Sabre Ace: Conflict Over Korea
|Publisher:||Virgin Interactive Entertainment|
|Genres:||Simulator / Flight Simulator|
|Release Date:||October 17, 1997|
|Game Modes:||Singleplayer / Multiplayer|
Sabre Ace is a combat flight sim that covers the air war in the Korean conflict. Although touted as a realistic game, players who want a hardcore flight model should leave this one out. On the other hand, folks looking for a decent game involving air combat during the Korean war, and most importantly who don’t mind an arcade treatment of the flight model, will find things to like here.
Once in the cockpit, it becomes clear the target gamer is the casual player, the pilot who thinks energy management is something relating to gas mileage. While the game allows you to fly for the U.S. in the F-51 Mustang, F-80, and F-86, and the Soviets in the YAK-9 and the MiG-15, all of the planes exhibit extremely simplified flight characteristics. There is no airspeed drop in turns, it appears nearly impossible to stall, and the thrust-to-weight ratios seem way off. In all, energy management is your primary concern during a dogfight.
So, accepting that this isn’t a super realistic sim, how is it as a game? Pretty good, actually. Sabre Ace opens with an extremely well-done training mode, in which you can fly as either a U.S. or Soviet pilot in forgiving trainer aircraft. The training is progressive, with an instructor pilot talking the player through the exercises. As the player demonstrates increasing proficiency, he graduates to better aircraft. This module is both effective and enjoyable.
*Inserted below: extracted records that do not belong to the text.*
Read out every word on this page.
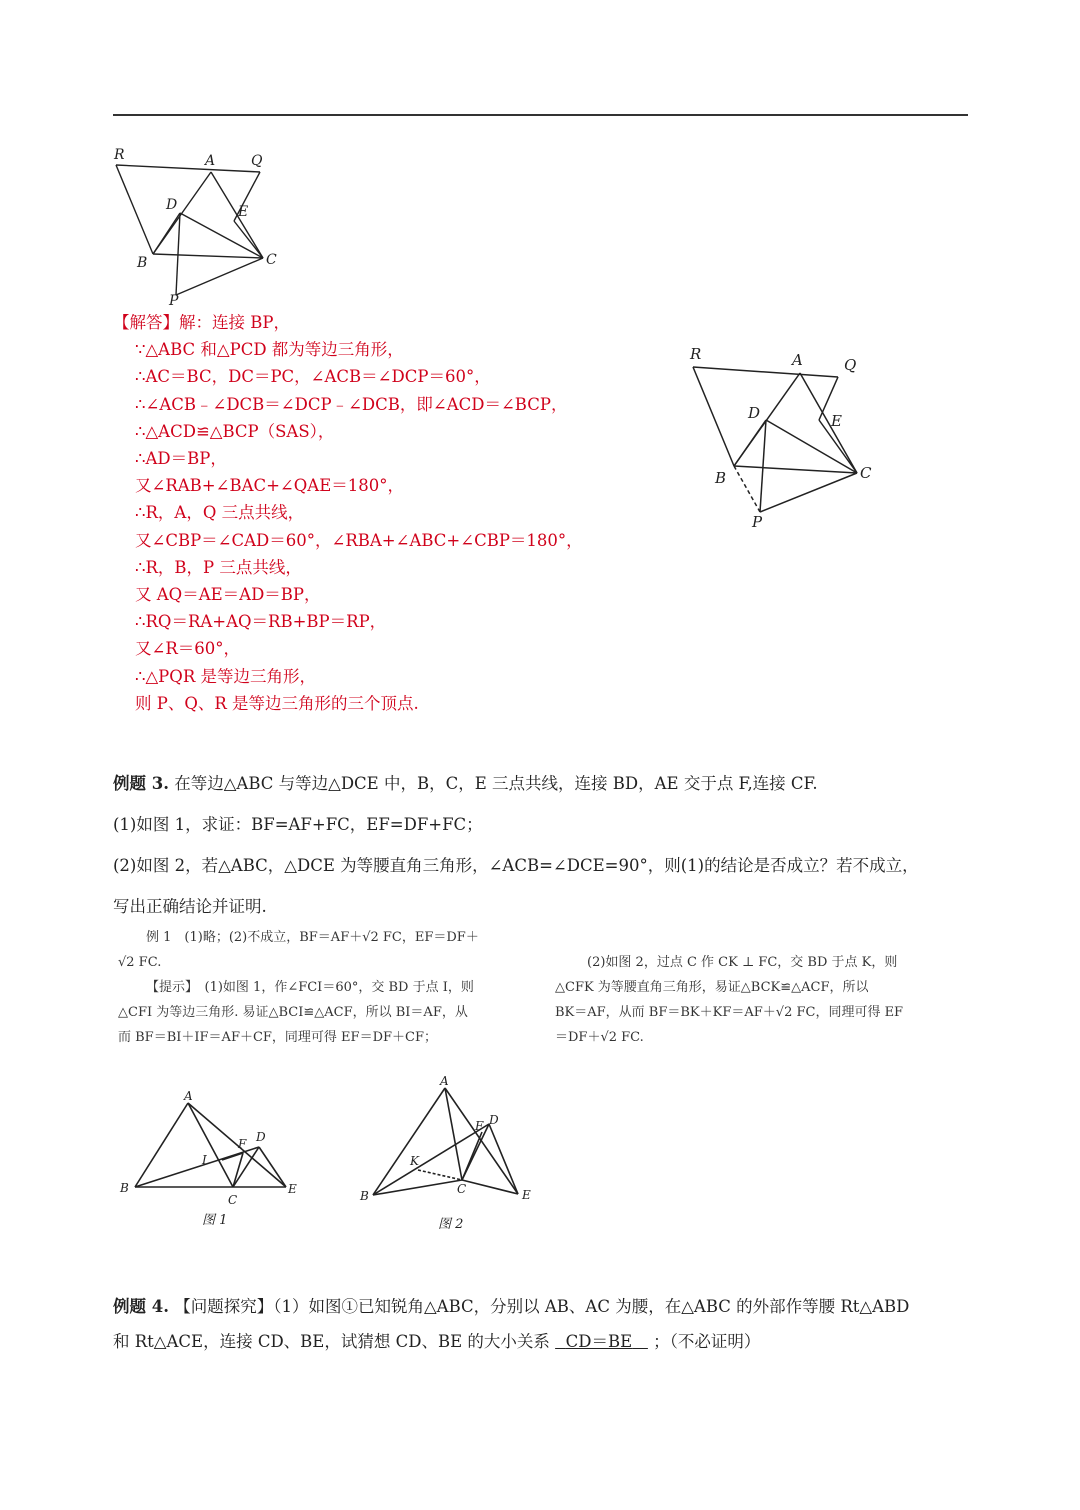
R	A	Q
D	E
B	C
P
【解答】解：连接 BP，
∵△ABC 和△PCD 都为等边三角形，
∴AC＝BC，DC＝PC，∠ACB＝∠DCP＝60°，
∴∠ACB﹣∠DCB＝∠DCP﹣∠DCB，即∠ACD＝∠BCP，
∴△ACD≌△BCP（SAS），
∴AD＝BP，
又∠RAB+∠BAC+∠QAE＝180°，
∴R，A，Q 三点共线，
又∠CBP＝∠CAD＝60°，∠RBA+∠ABC+∠CBP＝180°，
∴R，B，P 三点共线，
又 AQ＝AE＝AD＝BP，
∴RQ＝RA+AQ＝RB+BP＝RP，
又∠R＝60°，
∴△PQR 是等边三角形，
则 P、Q、R 是等边三角形的三个顶点.
R	A	Q
D	E
B	C
P
例题 3. 在等边△ABC 与等边△DCE 中，B，C，E 三点共线，连接 BD，AE 交于点 F,连接 CF.
(1)如图 1，求证：BF=AF+FC，EF=DF+FC；
(2)如图 2，若△ABC，△DCE 为等腰直角三角形，∠ACB=∠DCE=90°，则(1)的结论是否成立？若不成立，
写出正确结论并证明.
例 1　(1)略；(2)不成立，BF＝AF＋√2 FC，EF＝DF＋
√2 FC.
【提示】　(1)如图 1，作∠FCI＝60°，交 BD 于点 I，则
△CFI 为等边三角形. 易证△BCI≌△ACF，所以 BI＝AF，从
而 BF＝BI＋IF＝AF＋CF，同理可得 EF＝DF＋CF；
(2)如图 2，过点 C 作 CK ⊥ FC，交 BD 于点 K，则
△CFK 为等腰直角三角形，易证△BCK≌△ACF，所以
BK＝AF，从而 BF＝BK＋KF＝AF＋√2 FC，同理可得 EF
＝DF＋√2 FC.
A
B
C
D
E
F
I
图 1
A
B	C
D
E
F
K
图 2
例题 4. 【问题探究】（1）如图①已知锐角△ABC，分别以 AB、AC 为腰，在△ABC 的外部作等腰 Rt△ABD
和 Rt△ACE，连接 CD、BE，试猜想 CD、BE 的大小关系 CD＝BE ；（不必证明）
While not providing the replay value of a dynamic campaign, the canned missions are well designed and provide a very good feel for the represented era. Microphone chatter is authentic sounding and adds to the atmosphere. As you play through the campaigns, success is rewarded with both increased responsibility, such as moving from wingman to flight leader status, and with more advanced aircraft, such as jet aircraft. In all there’s quite a bit to enjoy provided you can forgive the skim on realism.